Ghosh was the first to transform a tiny folk instrument to a novel bamboo flute 32 inches long with 7 holes, which was suitable for playing traditional Indian classical music. He uplifted its stature, bringing it at par with other classical music instruments. He is also credited with the creation of a special bass flute, and the introduction of the 6-stringed Tanpura, high-pitched Tanpuri and Surpeti into Hindustani music. Mastering the technique of presenting heavy melodies, balancing both beauty and grammar, his openness to accepting new ideas resulted in him creating or popularising several new or mixed ragas such as Andolika, Chandramouli, Noopur-Dhwani, and Ratna-Pushpika. 

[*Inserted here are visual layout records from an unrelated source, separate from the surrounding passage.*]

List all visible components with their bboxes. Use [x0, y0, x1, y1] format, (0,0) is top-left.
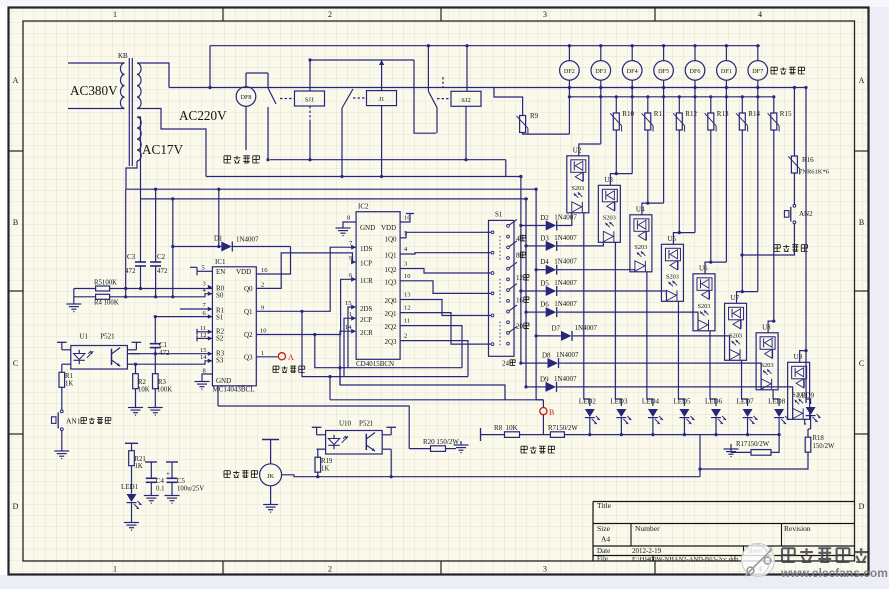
svg-text:8: 8	[347, 215, 350, 222]
svg-text:S203: S203	[571, 185, 584, 192]
resistor R7	[550, 432, 564, 438]
svg-text:8: 8	[516, 252, 520, 260]
svg-text:472: 472	[157, 267, 168, 275]
capacitor C5	[166, 461, 178, 463]
svg-text:1DS: 1DS	[360, 245, 373, 253]
proximity switch JK	[262, 439, 279, 441]
switch S1 arms	[509, 219, 517, 225]
svg-text:1Q3: 1Q3	[384, 279, 397, 287]
svg-text:D: D	[859, 502, 865, 511]
svg-text:2Q2: 2Q2	[384, 323, 397, 331]
svg-text:D6: D6	[540, 301, 549, 309]
wire IC2 2CP pin1	[344, 318, 351, 376]
svg-text:R1: R1	[65, 373, 73, 380]
wire contactor low bus	[270, 159, 506, 161]
optocoupler U10 P521	[326, 431, 383, 455]
ic IC2 CD4015BCN	[356, 212, 400, 360]
diode D3	[538, 245, 546, 247]
ground IC1	[202, 374, 212, 381]
label shoudong geichu	[774, 245, 780, 252]
wire link to U5	[673, 233, 695, 245]
svg-text:10K: 10K	[138, 387, 150, 394]
svg-text:R3: R3	[158, 379, 167, 386]
node B	[542, 400, 544, 407]
svg-text:IC2: IC2	[358, 203, 369, 211]
wire S1 to D6	[526, 311, 538, 313]
svg-text:VDD: VDD	[381, 224, 396, 232]
wire LED rail	[564, 434, 779, 436]
resistor R14	[739, 113, 745, 130]
svg-text:R15: R15	[780, 110, 792, 118]
svg-text:C4: C4	[156, 478, 165, 485]
switch for J1	[353, 97, 367, 99]
svg-text:S0: S0	[216, 292, 224, 300]
svg-text:D5: D5	[540, 280, 549, 288]
resistor R17	[724, 448, 739, 450]
svg-text:B: B	[13, 218, 18, 227]
svg-text:1N4007: 1N4007	[556, 351, 579, 359]
led LED3	[615, 242, 621, 406]
wire resistor top bus	[569, 96, 773, 98]
svg-text:P521: P521	[100, 333, 115, 341]
svg-text:E:\HJ400W-NHAN2-AND-B63-2cc.dd: E:\HJ400W-NHAN2-AND-B63-2cc.ddb	[632, 556, 738, 563]
svg-text:U6: U6	[699, 264, 708, 272]
svg-text:1N4007: 1N4007	[554, 279, 577, 287]
led LED5	[678, 301, 684, 406]
wire DF column 7	[725, 88, 727, 263]
label tuijin qigang	[224, 156, 231, 163]
svg-text:GND: GND	[216, 377, 231, 385]
wire link to U3	[610, 174, 632, 186]
svg-text:1N4007: 1N4007	[575, 324, 598, 332]
svg-text:LED6: LED6	[705, 398, 723, 406]
svg-text:IC1: IC1	[215, 258, 226, 266]
svg-text:EN: EN	[216, 268, 225, 276]
svg-text:1: 1	[113, 565, 117, 574]
relay coil J1	[367, 91, 397, 106]
svg-text:9: 9	[261, 305, 264, 312]
svg-text:DF4: DF4	[627, 68, 638, 75]
svg-text:AC17V: AC17V	[142, 142, 184, 157]
svg-text:1K: 1K	[135, 463, 143, 470]
wire bus riser	[209, 46, 211, 88]
wire mesh 5	[347, 367, 349, 369]
svg-text:A4: A4	[601, 535, 610, 544]
svg-text:R19: R19	[321, 458, 333, 465]
led LED8	[773, 390, 779, 406]
svg-text:2012-2-19: 2012-2-19	[632, 547, 662, 555]
svg-text:AC380V: AC380V	[70, 83, 118, 98]
svg-text:LED5: LED5	[673, 398, 691, 406]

On the personal front, he was married to Parul Ghosh (née Biswas) in 1924, when she was 9 and he, 13. Parul was the younger sister of Ghosh’s friend Anil Biswas, who went on to become a famous music composer. She was a talented singer and later became a well-known playback singer, who also rendered many of Pannalal’s compositions. Ghosh’s daughter Shanti-Sudha was married to the flute player Devendra Mudeshwar, who was her father's disciple, while their son and Pannalal’s grandson Anand Murdeshwar also made a name as flute player till he passed away at a young age. Ghosh's younger brother, Nikhil Ghosh, was a noted tabla player and Padma Bhushan awardee, and also worked in films. 

Pannalal was known to be an affectionate person and a man of few words. He adopted and supported several orphaned, poor and needy persons in spite of his own financial challenges. His humble and helpful nature made him popular amongst music connoisseurs as well as senior musicians. 

Pannalal Ghosh passed away in Delhi on 20 April, 1960. He was 48. He left behind several disciples and followers of the Pannalal Ghosh School.